The “Reduced Inequalities” Sustainable Development Goal in OIC: Inequality of income distribution, measures of subjective well-being using ordinal data
(Emerald Publishing, 2026) Mohammed Alzanganee, Shlair A.; Vergil, Hasan; Yönetim Bilimleri Fakültesi, İşletme Bölümü
The 10th Sustainable Development Goal (SDG), established by the United Nations General Assembly in 2015, aims to reduce inequalities globally by 2030. Significant efforts are being made to address economic disparity and the uneven distribution of income internationally. Nevertheless, recent reports indicate that further substantial action is required in developing regions to ensure the successful achievement of the SDGs.

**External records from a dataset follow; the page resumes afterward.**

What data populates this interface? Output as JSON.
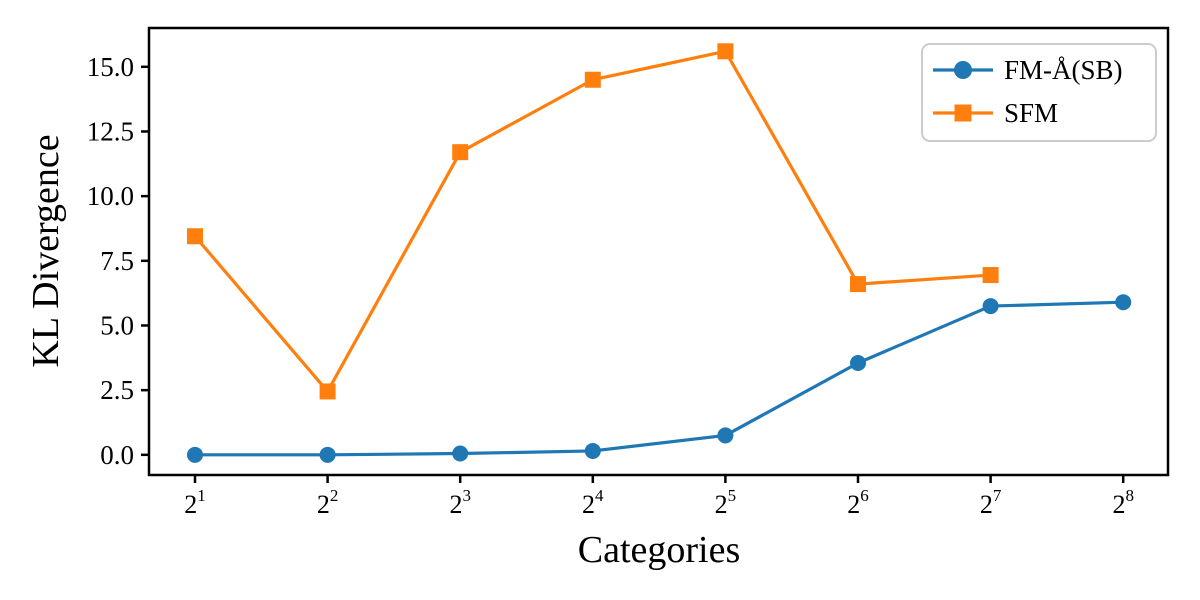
{
  "figure": {
    "background": "#ffffff",
    "text_color": "#000000",
    "spine_color": "#000000",
    "legend_border_color": "#cccccc"
  },
  "chart_data": {
    "type": "line",
    "title": "",
    "xlabel": "Categories",
    "ylabel": "KL Divergence",
    "categories": [
      "2^1",
      "2^2",
      "2^3",
      "2^4",
      "2^5",
      "2^6",
      "2^7",
      "2^8"
    ],
    "y_tick_labels": [
      "0.0",
      "2.5",
      "5.0",
      "7.5",
      "10.0",
      "12.5",
      "15.0"
    ],
    "ylim": [
      -0.78,
      16.5
    ],
    "grid": false,
    "legend_position": "upper right",
    "series": [
      {
        "name": "FM-Å(SB)",
        "color": "#1f77b4",
        "marker": "circle",
        "values": [
          0.0,
          0.0,
          0.05,
          0.15,
          0.75,
          3.55,
          5.75,
          5.9
        ]
      },
      {
        "name": "SFM",
        "color": "#ff7f0e",
        "marker": "square",
        "values": [
          8.45,
          2.45,
          11.7,
          14.5,
          15.6,
          6.6,
          6.95,
          null
        ]
      }
    ]
  }
}
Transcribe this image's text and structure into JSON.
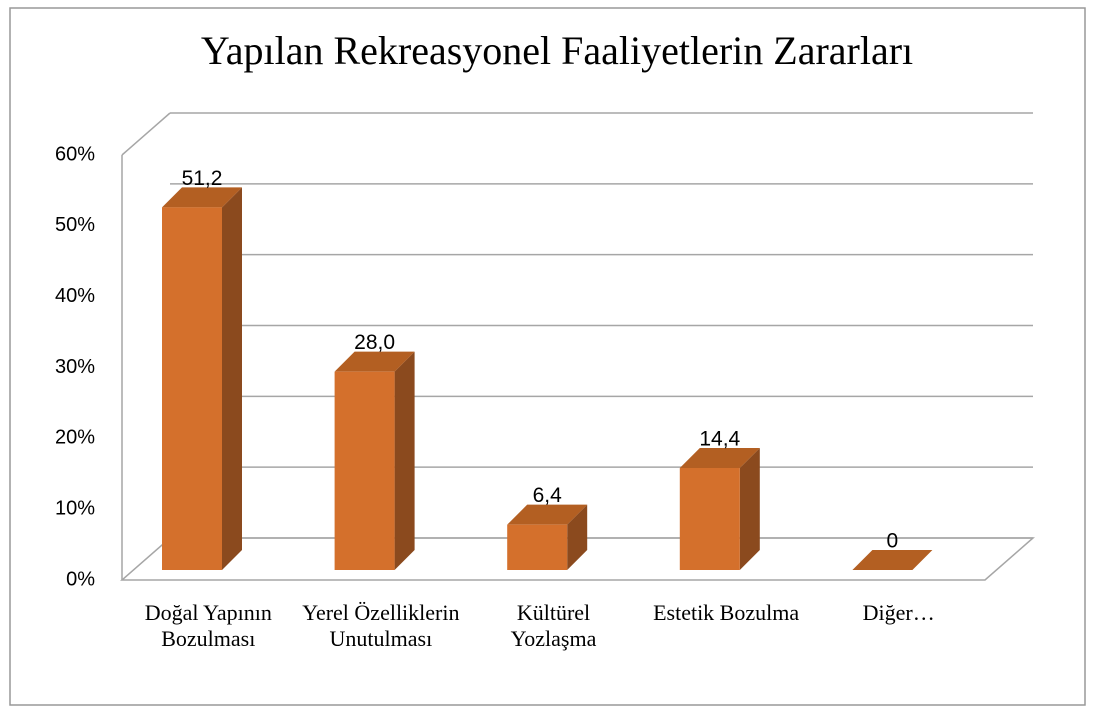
{
  "chart_data": {
    "type": "bar3d",
    "title": "Yapılan Rekreasyonel Faaliyetlerin Zararları",
    "categories": [
      "Doğal Yapının Bozulması",
      "Yerel Özelliklerin Unutulması",
      "Kültürel Yozlaşma",
      "Estetik Bozulma",
      "Diğer…"
    ],
    "values": [
      51.2,
      28.0,
      6.4,
      14.4,
      0
    ],
    "value_labels": [
      "51,2",
      "28,0",
      "6,4",
      "14,4",
      "0"
    ],
    "color": "#d4702c",
    "ylim": [
      0,
      60
    ],
    "yticks": [
      {
        "value": 0,
        "label": "0%"
      },
      {
        "value": 10,
        "label": "10%"
      },
      {
        "value": 20,
        "label": "20%"
      },
      {
        "value": 30,
        "label": "30%"
      },
      {
        "value": 40,
        "label": "40%"
      },
      {
        "value": 50,
        "label": "50%"
      },
      {
        "value": 60,
        "label": "60%"
      }
    ],
    "grid": true
  }
}
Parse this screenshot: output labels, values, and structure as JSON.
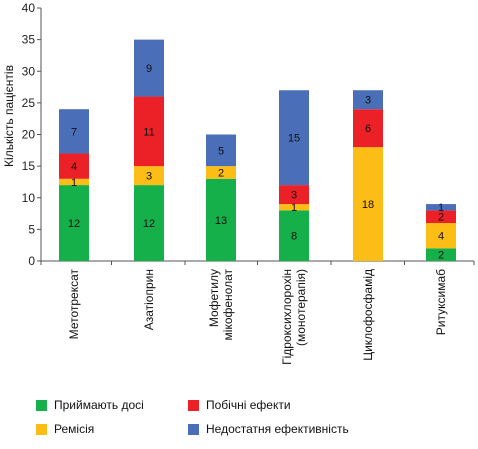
{
  "chart_data": {
    "type": "bar",
    "stacked": true,
    "categories": [
      [
        "Метотрексат"
      ],
      [
        "Азатіоприн"
      ],
      [
        "Мофетилу",
        "мікофенолат"
      ],
      [
        "Гідроксихлорохін",
        "(монотерапія)"
      ],
      [
        "Циклофосфамід"
      ],
      [
        "Ритуксимаб"
      ]
    ],
    "series": [
      {
        "name": "Приймають досі",
        "color": "#15b04a",
        "values": [
          12,
          12,
          13,
          8,
          0,
          2
        ]
      },
      {
        "name": "Ремісія",
        "color": "#fbbd16",
        "values": [
          1,
          3,
          2,
          1,
          18,
          4
        ]
      },
      {
        "name": "Побічні ефекти",
        "color": "#ec2027",
        "values": [
          4,
          11,
          0,
          3,
          6,
          2
        ]
      },
      {
        "name": "Недостатня ефективність",
        "color": "#4a6fb8",
        "values": [
          7,
          9,
          5,
          15,
          3,
          1
        ]
      }
    ],
    "ylabel": "Кількість пацієнтів",
    "ylim": [
      0,
      40
    ],
    "yticks": [
      0,
      5,
      10,
      15,
      20,
      25,
      30,
      35,
      40
    ],
    "grid": false,
    "legend_position": "bottom"
  }
}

In recent decades, the rate of advancement in developing nations has proven inadequate. This slow progress is insufficient to reach the goals by the year 2030. It is essential to accelerate this progress, especially in the member states of the Organization of Islamic Cooperation (OIC). Access to timely, reliable, and readily available data is also critical for monitoring the progress of SDG implementation. The challenges faced by statistical systems in developing countries hinder effective tracking of SDGs progress. The limitations in statistical capabilities and the absence of trustworthy data in OIC nations complicate this task even further.